C’est ainsi que Sturel, par Victor Hugo, arrivait au même résultat que par Astiné. L’Asiatique vivait toujours en lui. Elle y avait déposé des éléments à jamais amalgamés avec la nature propre du jeune Lorrain. Cette partie intime de Sturel qui est proprement Astiné, déjà à plusieurs reprises l’avait engagé à ne pas s’empêtrer dans des soucis de légalité, à se satisfaire de ce beau mot : « fatalité », pour qu’il acceptât l’irréparable. Hugo venait confirmer Astiné ; il confirmait aussi les mélancolies du jeune lycéen qui jadis contemplait les étoiles.

À la fin de cette soirée, Sturel se décidait à accepter, sans poursuivre de vains remèdes, de vaines vengeances, la chose atroce accomplie. Seulement, ce n’était plus en voluptueux méprisant comme le lui avait conseillé l’Asiatique, mais en métaphysicien qui ne trouve de repos qu’à envisager les choses sous leur aspect d’éternité ; non en sceptique, mais en croyant qui ne donnera pas aux détails la valeur qu’il réserve au tout, dans lequel chaque homme se justifie par sa nécessité.

Sturel, vers minuit, revint au café Voltaire, et dit à Rœmerspacher, à Suret-Lefort :

— Je désirerais avec vous, de ce pas, aller chez Mouchefrin.

— Non, dit Rœmerspacher, je suis un homme social : je ne connais plus ce bandit. Si ton secret m’appartenait, Mouchefrin coucherait au Dépôt.

Sturel décida Suret-Lefort à l’accompagner.

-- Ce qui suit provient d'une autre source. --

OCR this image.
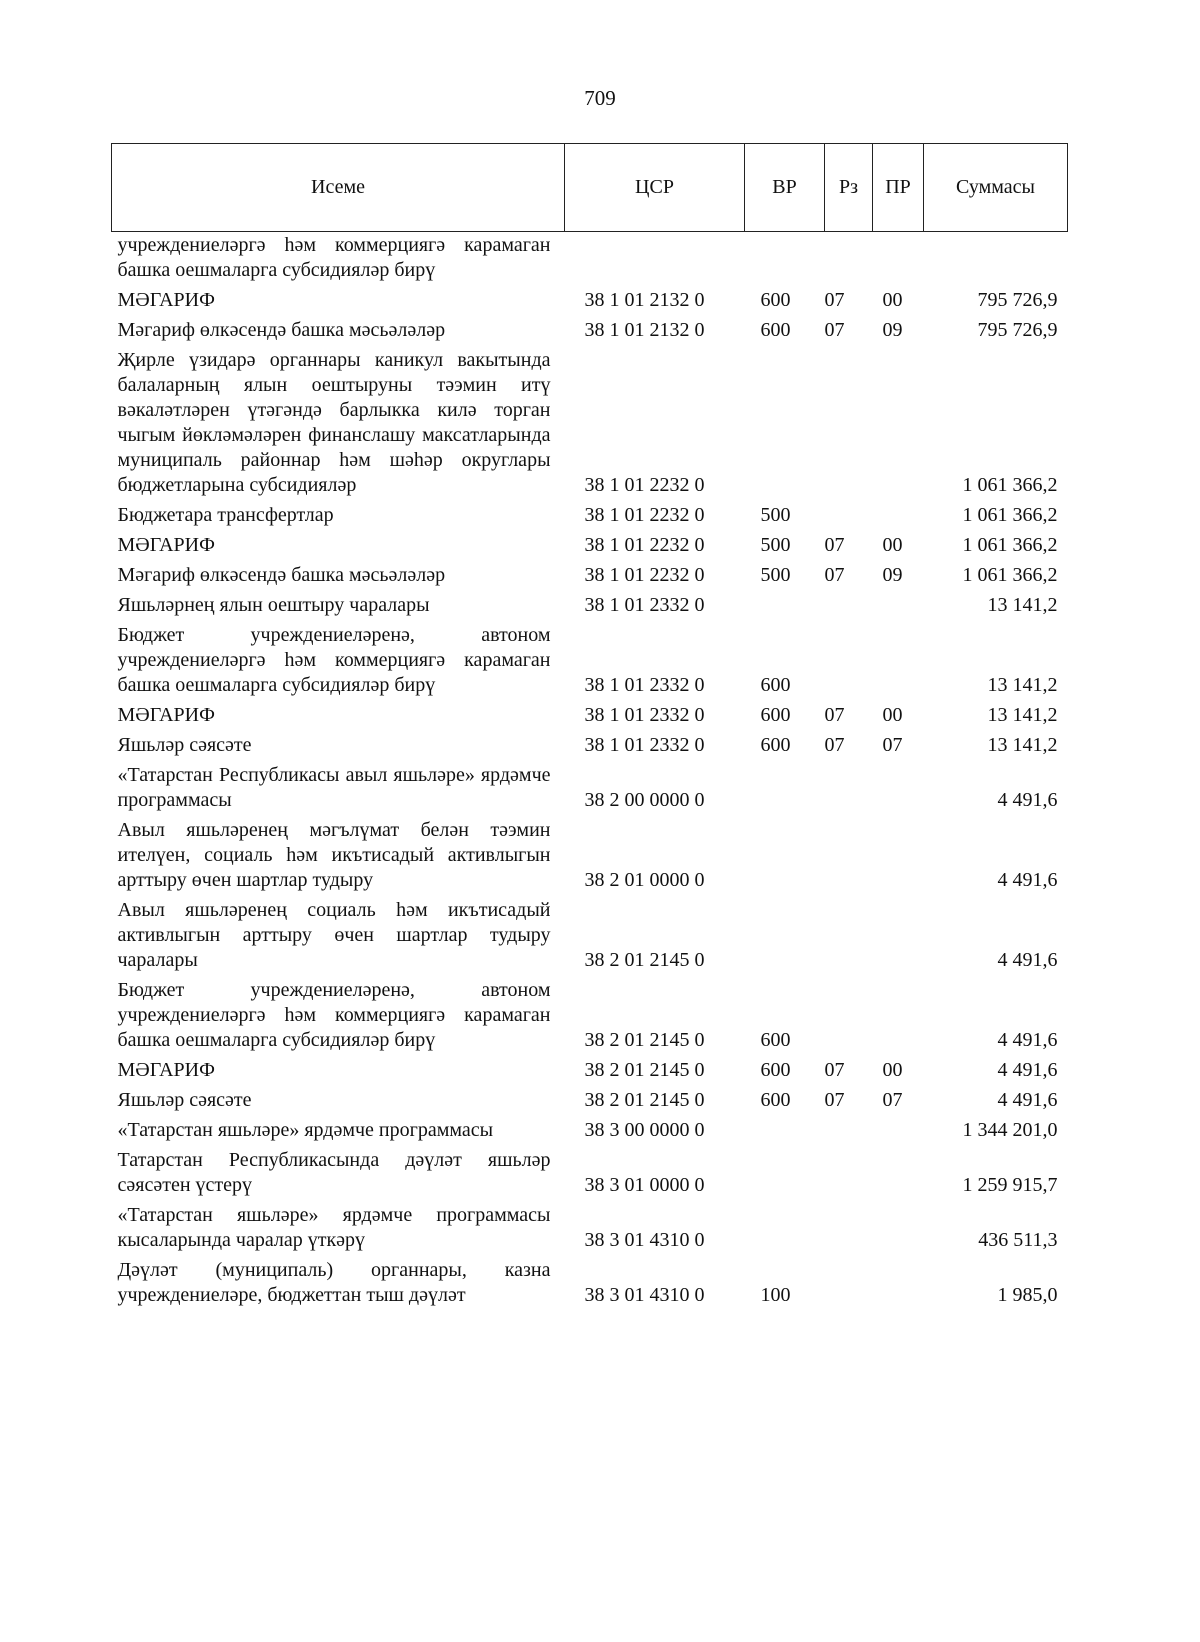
709
Исеме	ЦСР	ВР	Рз	ПР	Суммасы
учреждениеләргә һәм коммерциягә карамаган башка оешмаларга субсидияләр бирү					
МӘГАРИФ	38 1 01 2132 0	600	07	00	795 726,9
Мәгариф өлкәсендә башка мәсьәләләр	38 1 01 2132 0	600	07	09	795 726,9
Җирле үзидарә органнары каникул вакытында балаларның ялын оештыруны тәэмин итү вәкаләтләрен үтәгәндә барлыкка килә торган чыгым йөкләмәләрен финанслашу максатларында муниципаль районнар һәм шәһәр округлары бюджетларына субсидияләр	38 1 01 2232 0				1 061 366,2
Бюджетара трансфертлар	38 1 01 2232 0	500			1 061 366,2
МӘГАРИФ	38 1 01 2232 0	500	07	00	1 061 366,2
Мәгариф өлкәсендә башка мәсьәләләр	38 1 01 2232 0	500	07	09	1 061 366,2
Яшьләрнең ялын оештыру чаралары	38 1 01 2332 0				13 141,2
Бюджет учреждениеләренә, автоном учреждениеләргә һәм коммерциягә карамаган башка оешмаларга субсидияләр бирү	38 1 01 2332 0	600			13 141,2
МӘГАРИФ	38 1 01 2332 0	600	07	00	13 141,2
Яшьләр сәясәте	38 1 01 2332 0	600	07	07	13 141,2
«Татарстан Республикасы авыл яшьләре» ярдәмче программасы	38 2 00 0000 0				4 491,6
Авыл яшьләренең мәгълүмат белән тәэмин ителүен, социаль һәм икътисадый активлыгын арттыру өчен шартлар тудыру	38 2 01 0000 0				4 491,6
Авыл яшьләренең социаль һәм икътисадый активлыгын арттыру өчен шартлар тудыру чаралары	38 2 01 2145 0				4 491,6
Бюджет учреждениеләренә, автоном учреждениеләргә һәм коммерциягә карамаган башка оешмаларга субсидияләр бирү	38 2 01 2145 0	600			4 491,6
МӘГАРИФ	38 2 01 2145 0	600	07	00	4 491,6
Яшьләр сәясәте	38 2 01 2145 0	600	07	07	4 491,6
«Татарстан яшьләре» ярдәмче программасы	38 3 00 0000 0				1 344 201,0
Татарстан Республикасында дәүләт яшьләр сәясәтен үстерү	38 3 01 0000 0				1 259 915,7
«Татарстан яшьләре» ярдәмче программасы кысаларында чаралар үткәрү	38 3 01 4310 0				436 511,3
Дәүләт (муниципаль) органнары, казна учреждениеләре, бюджеттан тыш дәүләт	38 3 01 4310 0	100			1 985,0
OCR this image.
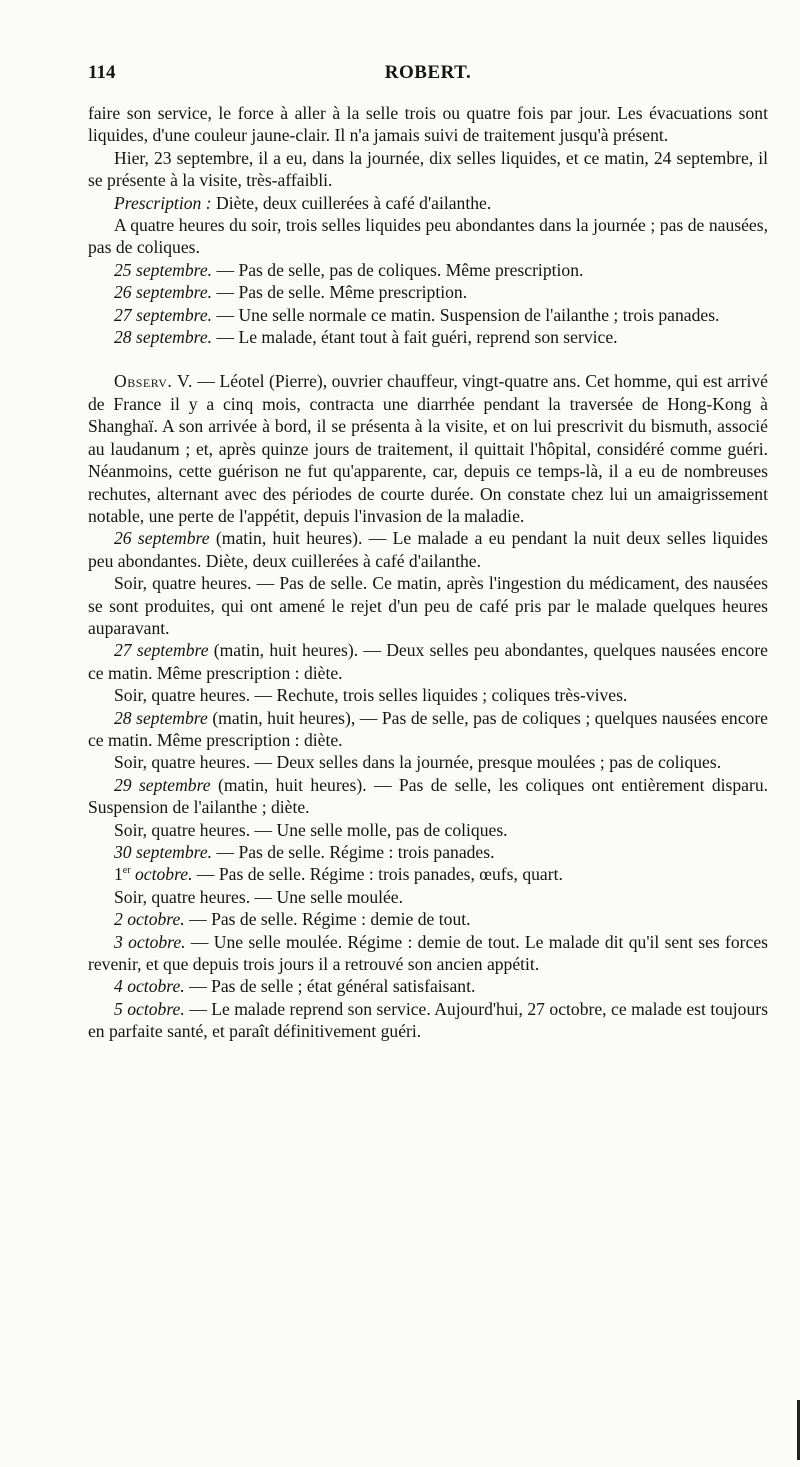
114	ROBERT.

faire son service, le force à aller à la selle trois ou quatre fois par jour. Les évacuations sont liquides, d'une couleur jaune-clair. Il n'a jamais suivi de traitement jusqu'à présent.

Hier, 23 septembre, il a eu, dans la journée, dix selles liquides, et ce matin, 24 septembre, il se présente à la visite, très-affaibli.

Prescription : Diète, deux cuillerées à café d'ailanthe.

A quatre heures du soir, trois selles liquides peu abondantes dans la journée ; pas de nausées, pas de coliques.

25 septembre. — Pas de selle, pas de coliques. Même prescription.

26 septembre. — Pas de selle. Même prescription.

27 septembre. — Une selle normale ce matin. Suspension de l'ailanthe ; trois panades.

28 septembre. — Le malade, étant tout à fait guéri, reprend son service.

Observ. V. — Léotel (Pierre), ouvrier chauffeur, vingt-quatre ans. Cet homme, qui est arrivé de France il y a cinq mois, contracta une diarrhée pendant la traversée de Hong-Kong à Shanghaï. A son arrivée à bord, il se présenta à la visite, et on lui prescrivit du bismuth, associé au laudanum ; et, après quinze jours de traitement, il quittait l'hôpital, considéré comme guéri. Néanmoins, cette guérison ne fut qu'apparente, car, depuis ce temps-là, il a eu de nombreuses rechutes, alternant avec des périodes de courte durée. On constate chez lui un amaigrissement notable, une perte de l'appétit, depuis l'invasion de la maladie.

26 septembre (matin, huit heures). — Le malade a eu pendant la nuit deux selles liquides peu abondantes. Diète, deux cuillerées à café d'ailanthe.

Soir, quatre heures. — Pas de selle. Ce matin, après l'ingestion du médicament, des nausées se sont produites, qui ont amené le rejet d'un peu de café pris par le malade quelques heures auparavant.

27 septembre (matin, huit heures). — Deux selles peu abondantes, quelques nausées encore ce matin. Même prescription : diète.

Soir, quatre heures. — Rechute, trois selles liquides ; coliques très-vives.

28 septembre (matin, huit heures), — Pas de selle, pas de coliques ; quelques nausées encore ce matin. Même prescription : diète.

Soir, quatre heures. — Deux selles dans la journée, presque moulées ; pas de coliques.

29 septembre (matin, huit heures). — Pas de selle, les coliques ont entièrement disparu. Suspension de l'ailanthe ; diète.

Soir, quatre heures. — Une selle molle, pas de coliques.

30 septembre. — Pas de selle. Régime : trois panades.

1er octobre. — Pas de selle. Régime : trois panades, œufs, quart.

Soir, quatre heures. — Une selle moulée.

2 octobre. — Pas de selle. Régime : demie de tout.

3 octobre. — Une selle moulée. Régime : demie de tout. Le malade dit qu'il sent ses forces revenir, et que depuis trois jours il a retrouvé son ancien appétit.

4 octobre. — Pas de selle ; état général satisfaisant.

5 octobre. — Le malade reprend son service. Aujourd'hui, 27 octobre, ce malade est toujours en parfaite santé, et paraît définitivement guéri.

Il était deux heures du matin. Ils montèrent jusqu’à la rue Saint-Jacques : Racadot, le soir de la conférence, avait donné au jeune avocat son adresse. Ils sonnèrent. Une voix demanda, du premier étage :

— Qu’est-ce que vous voulez ?

— Monsieur Mouchefrin.

— Oh ! pour monsieur Mouchefrin, c’est trop tard.

Suret-Lefort dit :

— Nous donnerons vingt sous.

La fenêtre se referma. Au bout de quelques minutes, on ouvrit la porte. Sturel paya. La femme dit :

— C’est au cinquième, à gauche.

Elle leur prêta un morceau de bougie. Ils gravirent un escalier interminable, humide, avec une corde ignoble qui frémissait au milieu : un vrai puits de misère.

Au cinquième, à gauche, Sturel frappa une première fois : rien ne répondit. Une seconde fois : rien encore. Une troisième…

— Qui est là ? dit un souffle.

Suret-Lefort qui méprisait durement les vaincus et qui goûtait les plaisanteries professionnelles, répondit en déguisant sa voix :

— Ouvrez, c’est le commissaire !

Dans le silence, Sturel crut entendre les battements du cœur de Mouchefrin. Il ressentit comme l’effroi d’un sacrilège à forcer ainsi la conscience de leur ancien ami. La clef tourna, et puis quand ils entrèrent, dans l’espace d’une seconde, à la lueur de leur bougie levée, ils eurent un inoubliable spectacle de misère humaine.

Mouchefrin était debout au milieu de la chambre, en chemise, — une pauvre petite chemise, si mince, et touchant à peine à ses genoux. — Il grelottait, le nain, quoiqu’on fût en été ; mais tant de privations et ses dernières terreurs, l’avaient anémié, réduit à ce misérable squelette. Ah ! la pauvre bête féroce ! Ils le virent trembler comme la flamme de leur chandelle sous le courant d’air du palier. Puis il les reconnut. Il s’assit et, le cou en avant, se reprit par trois fois pour dire seulement : « Quoi ? » avec l’accent hideux d’un corps désorganisé par la peur.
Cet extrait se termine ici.